Przetargi na sprzęt i pojazdy wracają do Lublina. – Wśród 49 wystawionych pozycji coś dla siebie znajdą fani powojskowej motoryzacji. Na kupców czeka honker 2324 z 1997 roku z cena wywoławczą 5,5 tys. i żuk za 1,6 tys. zł. Z pewnością uwagę przyciągnie UAZ 452 z sprzętem nagłośnieniowym – mówi Małgorzata Skrzypek z AMW Lublin. Łazik wyprodukowano w 1984 roku. Jego cena wywoławcza to 8,6 tys. zł.

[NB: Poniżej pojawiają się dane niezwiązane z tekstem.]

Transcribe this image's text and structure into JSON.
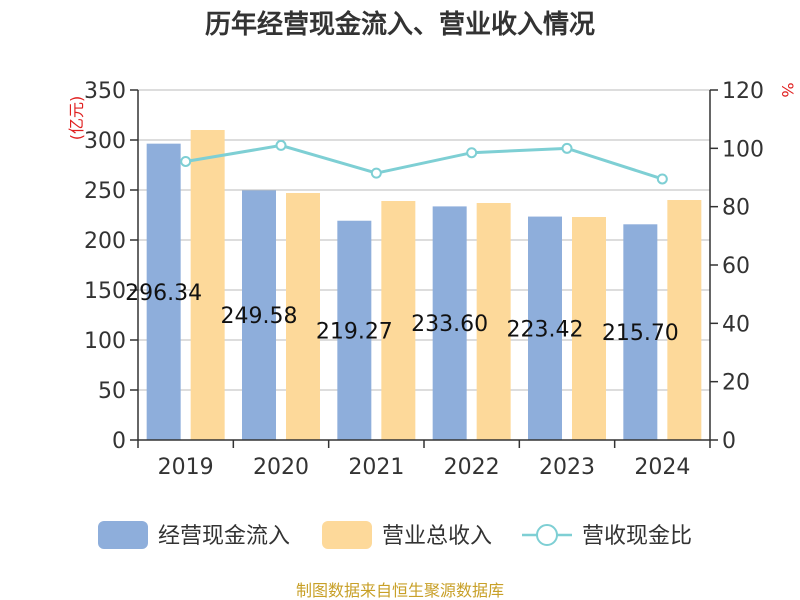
{
  "title": "历年经营现金流入、营业收入情况",
  "source": "制图数据来自恒生聚源数据库",
  "colors": {
    "cash_inflow": "#8eaedb",
    "revenue": "#fdd99a",
    "ratio": "#7ecfd4",
    "axis": "#333333",
    "grid": "#bbbbbb",
    "unit": "#e02020",
    "source": "#c8a028"
  },
  "chart_data": {
    "type": "bar",
    "title": "历年经营现金流入、营业收入情况",
    "categories": [
      "2019",
      "2020",
      "2021",
      "2022",
      "2023",
      "2024"
    ],
    "y_left": {
      "label": "(亿元)",
      "min": 0,
      "max": 350,
      "ticks": [
        0,
        50,
        100,
        150,
        200,
        250,
        300,
        350
      ]
    },
    "y_right": {
      "label": "%",
      "min": 0,
      "max": 120,
      "ticks": [
        0,
        20,
        40,
        60,
        80,
        100,
        120
      ]
    },
    "grid": true,
    "legend_position": "bottom",
    "series": [
      {
        "name": "经营现金流入",
        "type": "bar",
        "axis": "left",
        "values": [
          296.34,
          249.58,
          219.27,
          233.6,
          223.42,
          215.7
        ],
        "labels": [
          "296.34",
          "249.58",
          "219.27",
          "233.60",
          "223.42",
          "215.70"
        ]
      },
      {
        "name": "营业总收入",
        "type": "bar",
        "axis": "left",
        "values": [
          310,
          247,
          239,
          237,
          223,
          240
        ]
      },
      {
        "name": "营收现金比",
        "type": "line",
        "axis": "right",
        "values": [
          95.5,
          101,
          91.5,
          98.5,
          100,
          89.5
        ]
      }
    ]
  }
}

Rolników może zainteresować ursus C-360, za którego trzeba zapłacić co najmniej 10 tys. zł. Do wzięcia jest też pakiet ze sprzętem rolniczym, złożony m.in. z kosiarki samobieżnej, ścinacza zielonek i pługa. Cena wywoławcza to 3 tys. zł. Wyższe oferty, bo zaczynające się od 5 tys. zł będą musiały złożyć osoby, które planują zakup rozsiewacza nawozów i wapna.
Najdroższy sprzęt to kutry holownicze KH-200 na przyczepie PKH-200. Potencjalny kupiec musi liczyć się z wydatkiem przekraczającym 37 tys. zł.
Na potencjalnych nabywców czeka 49 pozycji o łącznej wartości blisko 210 tys. zł. Ceny wywoławcze zaczynają się już od 200 zł, a kończą na 37 tys. zł. Zyski ze sprzedaży zostaną przekazane na Fundusz Modernizacji Sił Zbrojnych.